CHAPTER TWENTY-THREE
Less than twenty leagues separated Swarm from its destination. The fleet had been on a survival footing as it crossed the Bane. Now it was at war-readiness, and with impeccable justification. Long-range observers had peered through leagues of trembling, smoke-wreathed air, mapping Skullboy positions all the way to the dusty margins of Horsetown, where Spearpoint commenced its soaring climb from the plains. Swarm had no option but to cross that occupied terrain.
‘There are no airships in the air or on the ground,’ Agraffe said, looking from face to face as he delivered his news, ‘but that doesn’t mean the Skullboys haven’t been busy, or that we’re not going to encounter moderate resistance on the way in. We’re too far out to detect artillery or gun emplacements, although you can be sure they’re there. At our usual cruising altitude, they won’t pose us any great difficulties, and in any case we should be able to take out most of them with our long-range guns before we’re anywhere near them. But our observers have seen balloons. They’re tethered to the ground, laid out in concentric lines all the way back to Spearpoint, most of them already inflated - big, obvious targets.’

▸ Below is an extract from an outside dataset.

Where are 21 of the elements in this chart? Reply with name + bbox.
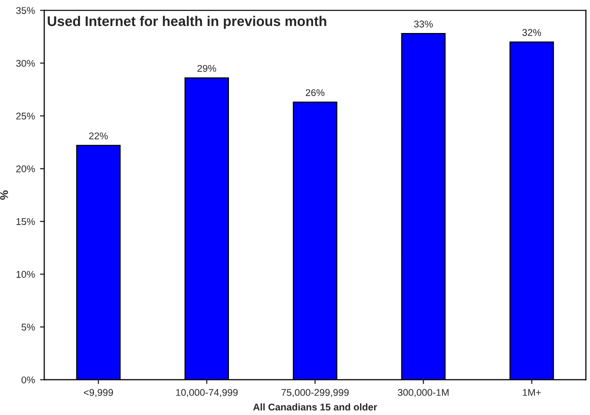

‘We’ll cut them to ribbons,’ Curtana said.
‘Perhaps.’
‘You’re not convinced?’ Ricasso asked, glancing up with heavy-lidded eyes from the heliograph report that had been handed to him a few minutes earlier.
‘Skullboys may be insane, but they’re certainly not stupid. They know our capabilities, what they can and can’t get away with. If they want to stop us, why aren’t they putting airships in the air?’
‘Maybe they’re all out of airships,’ Meroka said.
‘Skullboys are a self-organising rabble,’ Agraffe said patiently. ‘We may have shredded one part of the organism, but that doesn’t preclude it from growing another limb. Weaker, perhaps - but still capable of hurting or slowing us. Perhaps they just couldn’t get any other ships here in time - that’s a possibility, I admit.’
‘But not one you’re inclined to go with,’ Ricasso said.
‘They have the means to organise those balloon lines, but not to get a single ship into the air? I don’t buy it.’
‘Nor do I.’ Ricasso put the heliograph report down on the chart table, setting it under a skull-shaped paperweight, some captured, shrivel-headed trophy from an earlier glory. ‘I don’t have to, either. We’ve just heard from Tulwar again. He was brief and to the point, as needs must. It isn’t good news.’
‘What’s the problem?’ Quillon asked. ‘We’ve come this far; Spearpoint’s practically within spitting distance. We know Tulwar’s still in some kind of control, or he wouldn’t have flashed you. All we need to know is where exactly to land and who to give the medicines to.’
‘Tulwar isn’t the problem,’ Ricasso said. ‘It’s the zones around Spearpoint.’
Curtana groaned. ‘What’s the matter now?’
‘It used to be possible, at least in theory, for us to fly Swarm right up to one of those ledges. In the old days there were even docking towers. It was probably still possible before the zone storm, although I suspect the towers were long gone. But now there isn’t a navigable path through the air: not one we can use, anyway. The Skullboys know that, of course. That’s why they haven’t put any ships into the air. They wouldn’t work.’